Cues available in facial skin are used to assess mate quality in humans and non-human primates. In men, perception of skin healthiness and facial attractiveness are associated with heterozygosity at genes in the major histocompatibility complex, with potential implications for securing direct benefits through mate choice. There is, however, some debate as to the precise nature of the information available in skin that is used in health and attractiveness judgments. Here we investigate whether color cues are important in discrimination of skin healthiness and facial attractiveness in men’s faces. We presented images of men judged to have attractive or unattractive faces, and healthy or less healthy skin, to independent raters in either full-color or gray-scale monochrome. Differences in ratings across these conditions indicate that hue carries additive information over that available in other skin cues (e.g. texture and tone) and that this aids discrimination of individual men’s quality, especially in judgments of skin condition. We also found significant sex and age effects on discrimination.
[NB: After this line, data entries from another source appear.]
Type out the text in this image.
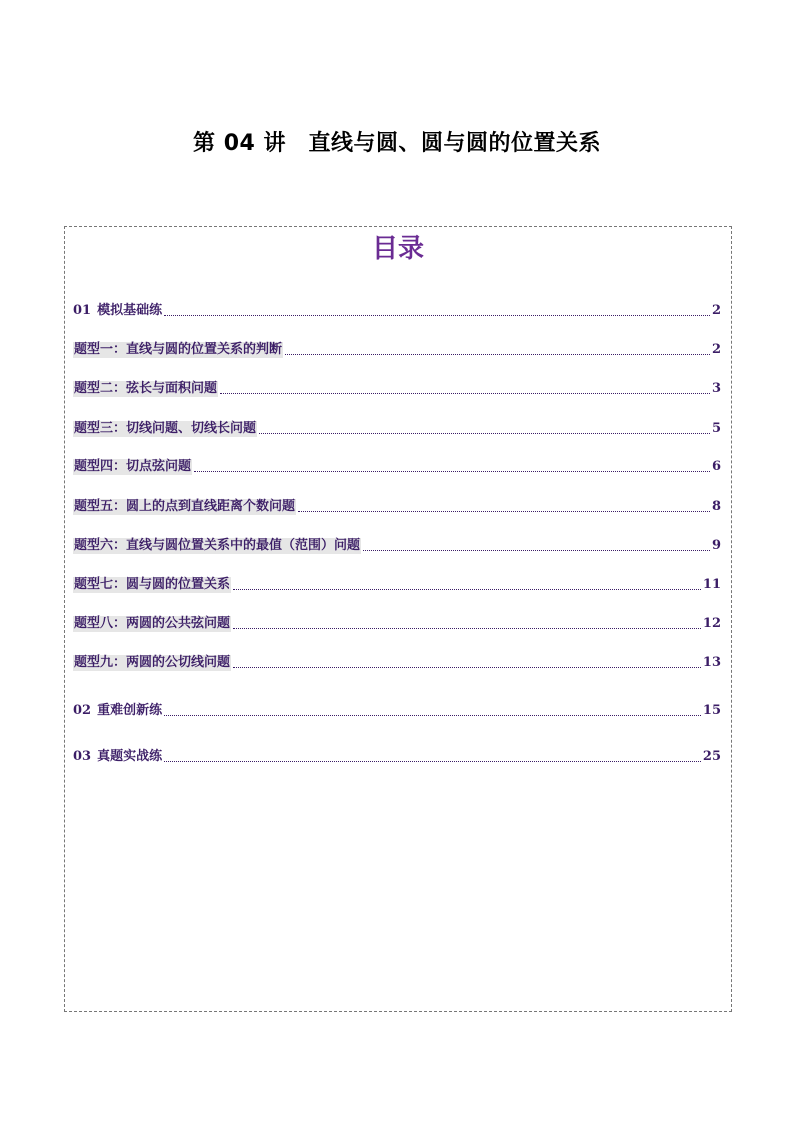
第 04 讲　直线与圆、圆与圆的位置关系
目录
01 模拟基础练	2
题型一：直线与圆的位置关系的判断	2
题型二：弦长与面积问题	3
题型三：切线问题、切线长问题	5
题型四：切点弦问题	6
题型五：圆上的点到直线距离个数问题	8
题型六：直线与圆位置关系中的最值（范围）问题	9
题型七：圆与圆的位置关系	11
题型八：两圆的公共弦问题	12
题型九：两圆的公切线问题	13
02 重难创新练	15
03 真题实战练	25
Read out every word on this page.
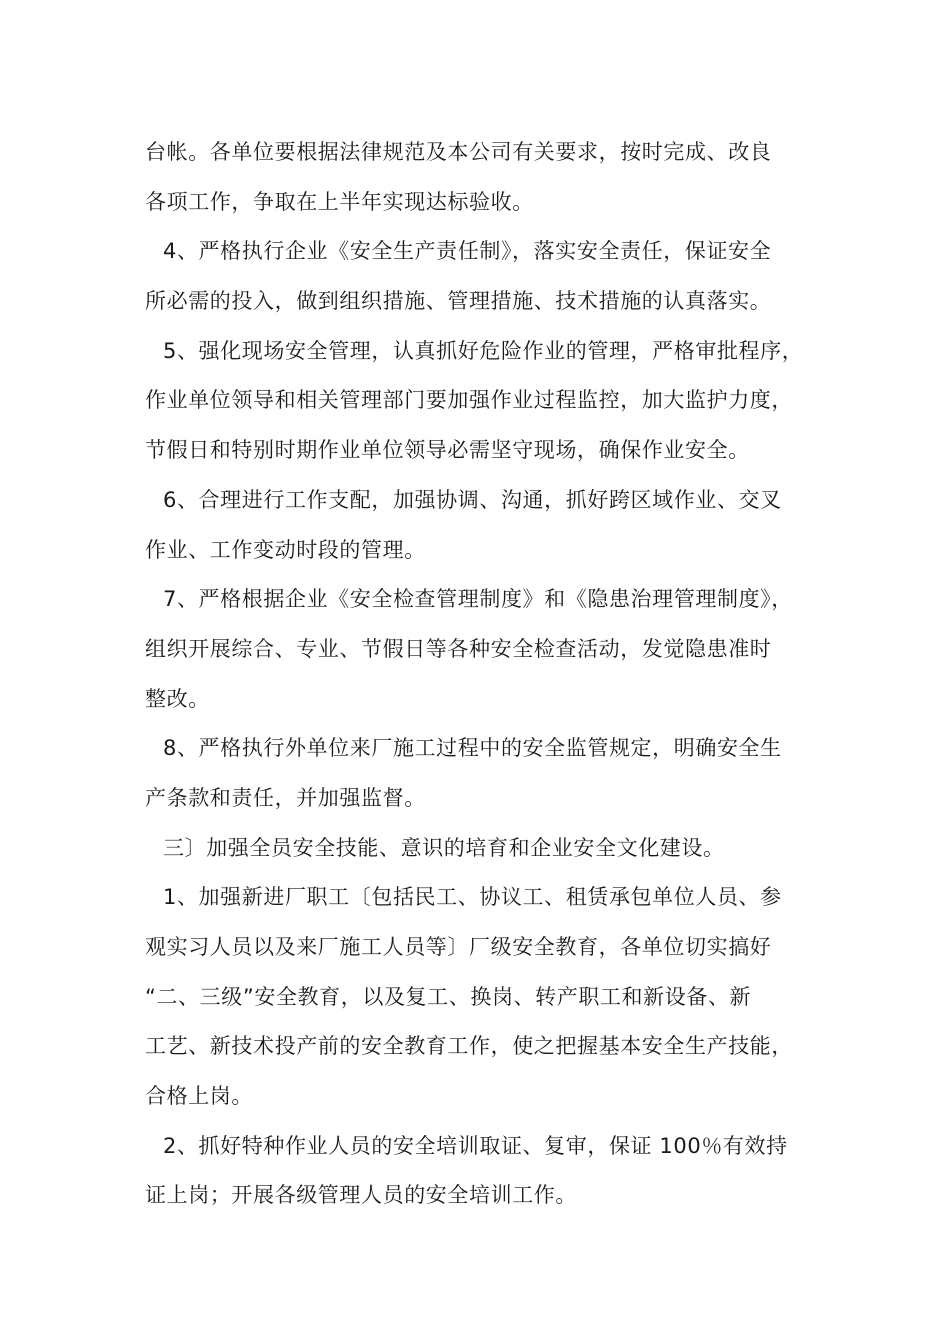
台帐。各单位要根据法律规范及本公司有关要求，按时完成、改良
各项工作，争取在上半年实现达标验收。
4、严格执行企业《安全生产责任制》，落实安全责任，保证安全
所必需的投入，做到组织措施、管理措施、技术措施的认真落实。
5、强化现场安全管理，认真抓好危险作业的管理，严格审批程序，
作业单位领导和相关管理部门要加强作业过程监控，加大监护力度，
节假日和特别时期作业单位领导必需坚守现场，确保作业安全。
6、合理进行工作支配，加强协调、沟通，抓好跨区域作业、交叉
作业、工作变动时段的管理。
7、严格根据企业《安全检查管理制度》和《隐患治理管理制度》，
组织开展综合、专业、节假日等各种安全检查活动，发觉隐患准时
整改。
8、严格执行外单位来厂施工过程中的安全监管规定，明确安全生
产条款和责任，并加强监督。
三〕加强全员安全技能、意识的培育和企业安全文化建设。
1、加强新进厂职工〔包括民工、协议工、租赁承包单位人员、参
观实习人员以及来厂施工人员等〕厂级安全教育，各单位切实搞好
“二、三级”安全教育，以及复工、换岗、转产职工和新设备、新
工艺、新技术投产前的安全教育工作，使之把握基本安全生产技能，
合格上岗。
2、抓好特种作业人员的安全培训取证、复审，保证 100％有效持
证上岗；开展各级管理人员的安全培训工作。
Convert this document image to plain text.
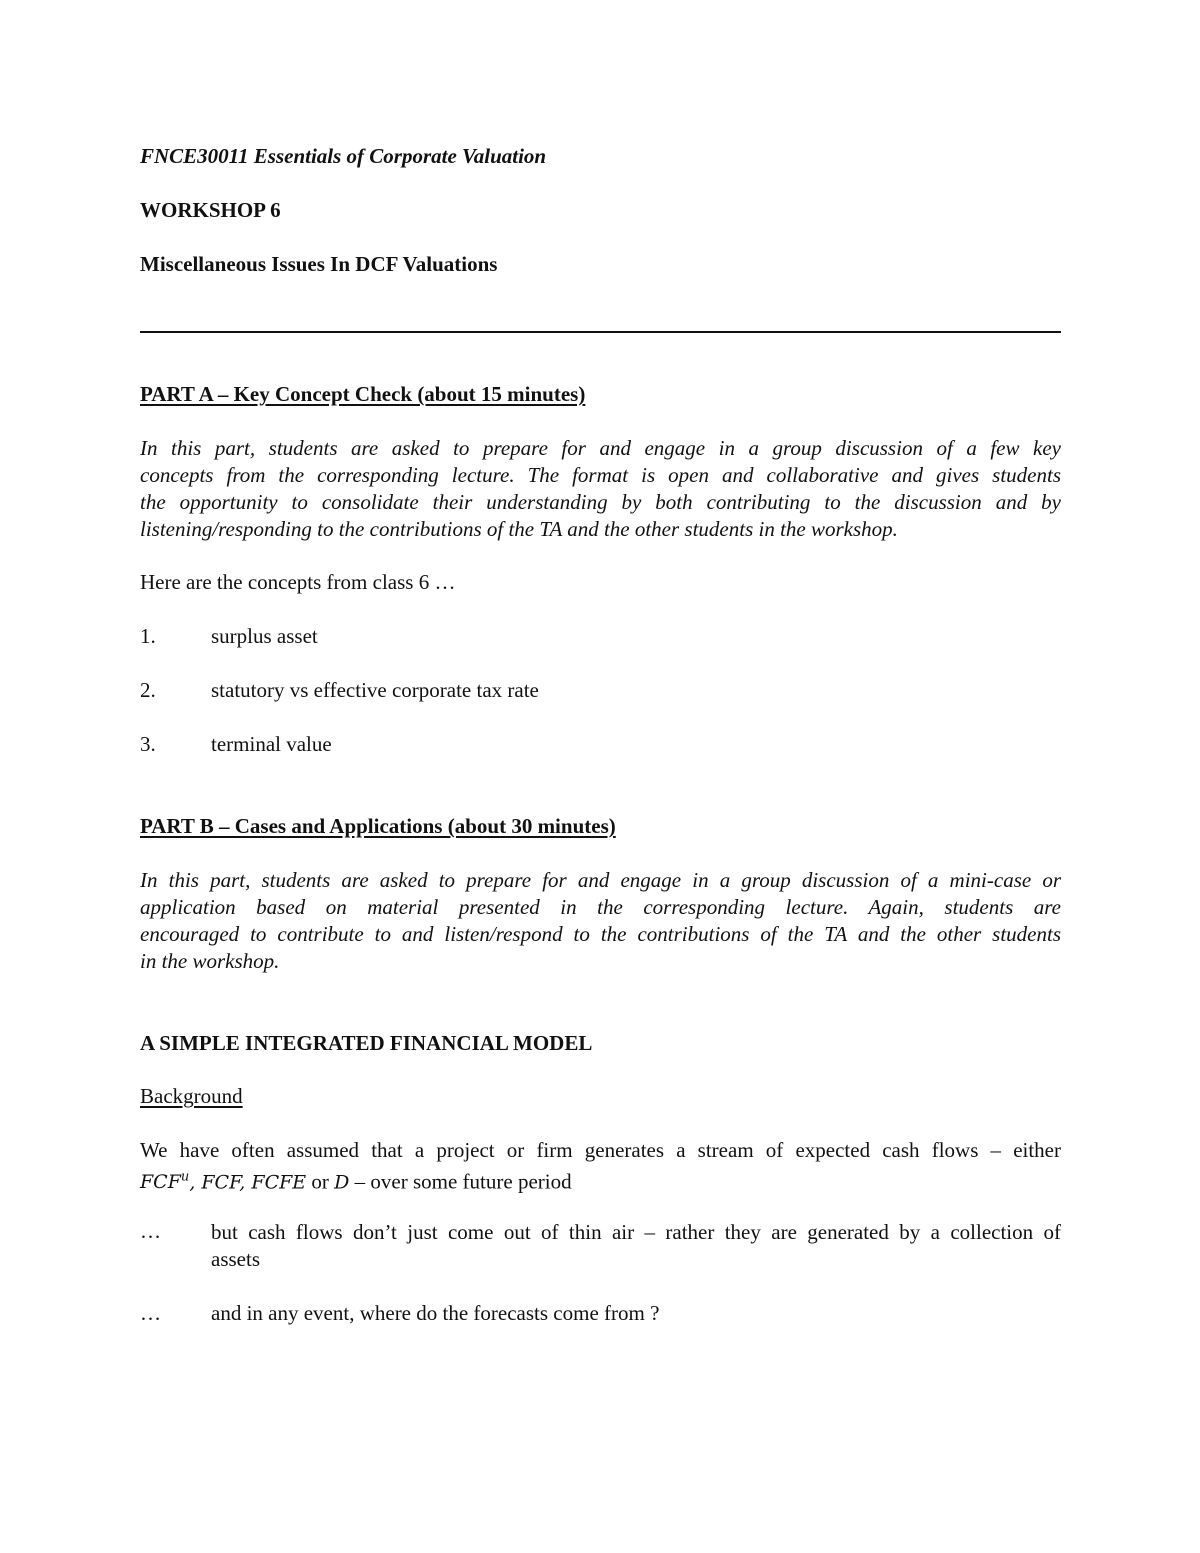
FNCE30011 Essentials of Corporate Valuation
WORKSHOP 6
Miscellaneous Issues In DCF Valuations
PART A – Key Concept Check (about 15 minutes)
In this part, students are asked to prepare for and engage in a group discussion of a few key
concepts from the corresponding lecture. The format is open and collaborative and gives students
the opportunity to consolidate their understanding by both contributing to the discussion and by
listening/responding to the contributions of the TA and the other students in the workshop.
Here are the concepts from class 6 …
1.	surplus asset
2.	statutory vs effective corporate tax rate
3.	terminal value
PART B – Cases and Applications (about 30 minutes)
In this part, students are asked to prepare for and engage in a group discussion of a mini-case or
application based on material presented in the corresponding lecture. Again, students are
encouraged to contribute to and listen/respond to the contributions of the TA and the other students
in the workshop.
A SIMPLE INTEGRATED FINANCIAL MODEL
Background
We have often assumed that a project or firm generates a stream of expected cash flows – either
FCF$^u$, FCF, FCFE or D – over some future period
… but cash flows don’t just come out of thin air – rather they are generated by a collection of
assets
… and in any event, where do the forecasts come from ?
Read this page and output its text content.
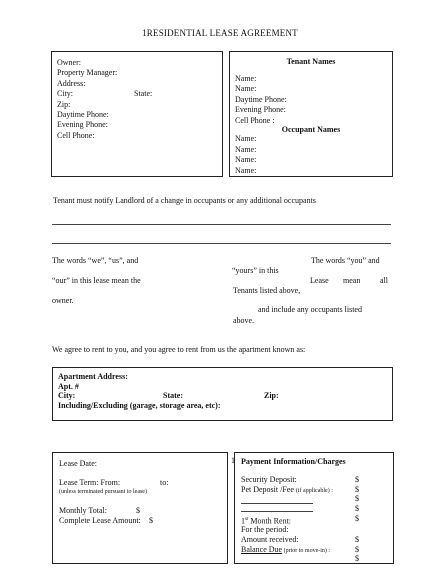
1RESIDENTIAL LEASE AGREEMENT
Owner:
Property Manager:
Address:
City:	State:
Zip:
Daytime Phone:
Evening Phone:
Cell Phone:
Tenant Names
Name:
Name:
Daytime Phone:
Evening Phone:
Cell Phone :
Occupant Names
Name:
Name:
Name:
Name:
Tenant must notify Landlord of a change in occupants or any additional occupants
The words “we”, “us”, and
“our” in this lease mean the
owner.
The words “you” and
“yours” in this
Lease mean all
Tenants listed above,
and include any occupants listed
above.
We agree to rent to you, and you agree to rent from us the apartment known as:
Apartment Address:
Apt. #
City:	State:	Zip:
Including/Excluding (garage, storage area, etc):
Lease Date:
Lease Term: From:	to:
(unless terminated pursuant to lease)
Monthly Total:	$
Complete Lease Amount: $
1 Payment Information/Charges
Security Deposit:	$
Pet Deposit /Fee (if applicable) :	$
$
$
1st Month Rent:	$
For the period:
Amount received:	$
Balance Due (prior to move-in) :	$
$
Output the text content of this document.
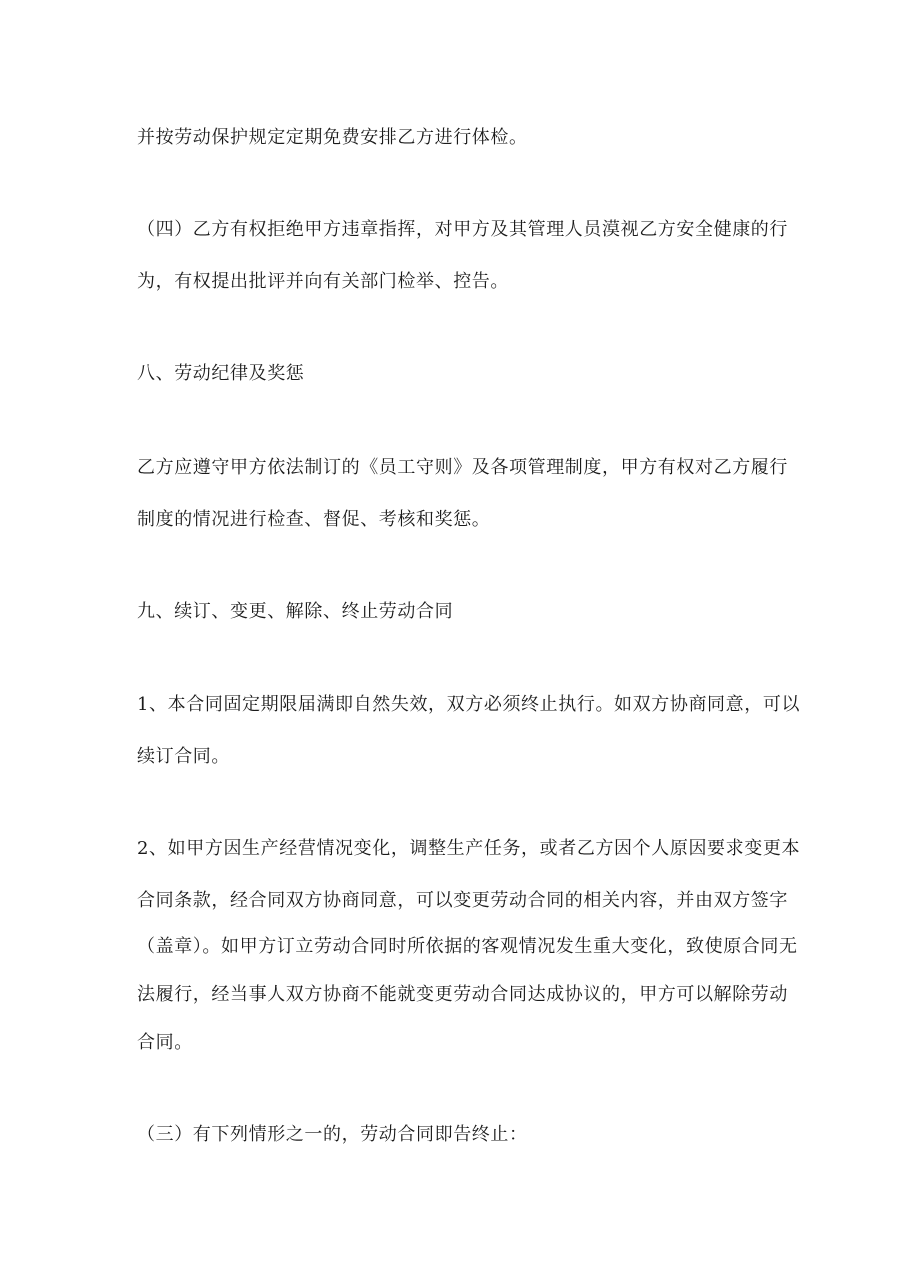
并按劳动保护规定定期免费安排乙方进行体检。
（四）乙方有权拒绝甲方违章指挥，对甲方及其管理人员漠视乙方安全健康的行
为，有权提出批评并向有关部门检举、控告。
八、劳动纪律及奖惩
乙方应遵守甲方依法制订的《员工守则》及各项管理制度，甲方有权对乙方履行
制度的情况进行检查、督促、考核和奖惩。
九、续订、变更、解除、终止劳动合同
1、本合同固定期限届满即自然失效，双方必须终止执行。如双方协商同意，可以
续订合同。
2、如甲方因生产经营情况变化，调整生产任务，或者乙方因个人原因要求变更本
合同条款，经合同双方协商同意，可以变更劳动合同的相关内容，并由双方签字
（盖章）。如甲方订立劳动合同时所依据的客观情况发生重大变化，致使原合同无
法履行，经当事人双方协商不能就变更劳动合同达成协议的，甲方可以解除劳动
合同。
（三）有下列情形之一的，劳动合同即告终止：
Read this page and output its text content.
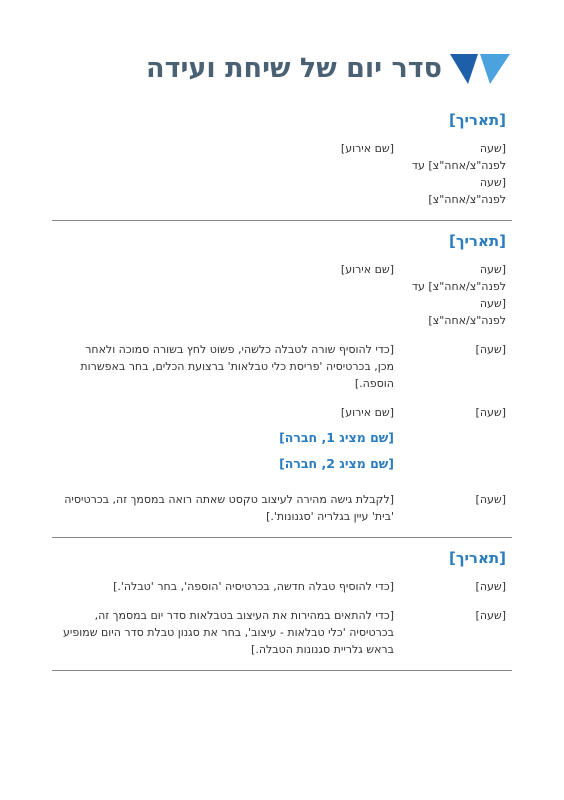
סדר יום של שיחת ועידה
[תאריך]
[שעה לפנה"צ/אחה"צ] עד [שעה לפנה"צ/אחה"צ]
[שם אירוע]
[תאריך]
[שעה לפנה"צ/אחה"צ] עד [שעה לפנה"צ/אחה"צ]
[שם אירוע]
[שעה]
[כדי להוסיף שורה לטבלה כלשהי, פשוט לחץ בשורה סמוכה ולאחר מכן, בכרטיסיה 'פריסת כלי טבלאות' ברצועת הכלים, בחר באפשרות הוספה.]
[שעה]
[שם אירוע]
[שם מציג 1, חברה]
[שם מציג 2, חברה]
[שעה]
[לקבלת גישה מהירה לעיצוב טקסט שאתה רואה במסמך זה, בכרטיסיה 'בית' עיין בגלריה 'סגנונות'.]
[תאריך]
[שעה]
[כדי להוסיף טבלה חדשה, בכרטיסיה 'הוספה', בחר 'טבלה'.]
[שעה]
[כדי להתאים במהירות את העיצוב בטבלאות סדר יום במסמך זה, בכרטיסיה 'כלי טבלאות - עיצוב', בחר את סגנון טבלת סדר היום שמופיע בראש גלריית סגנונות הטבלה.]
Our results are consistent with findings from other species that color cues can signal underlying quality and that sexual selection may have contributed to the evolution of color vision in primates.

Highlights

  • Several authors, dating as far back as Darwin (1871), have suggested that withinpopulation variation in skin color and condition might influence judgments of attractiveness, of women’s attractiveness

  • Repeated measures ANOVA revealed a significant three-way interaction between Image type, Quality and Color condition (Table 1), such that the ratings given to the skin images of low quality individuals were low when viewed in color compared to monochrome (post hoc t test: t (390) = 3.37, p = 0.001) and there was little effect of color condition on high quality individuals (t (390) = 1.12, p = 0.262; see Fig. 1a)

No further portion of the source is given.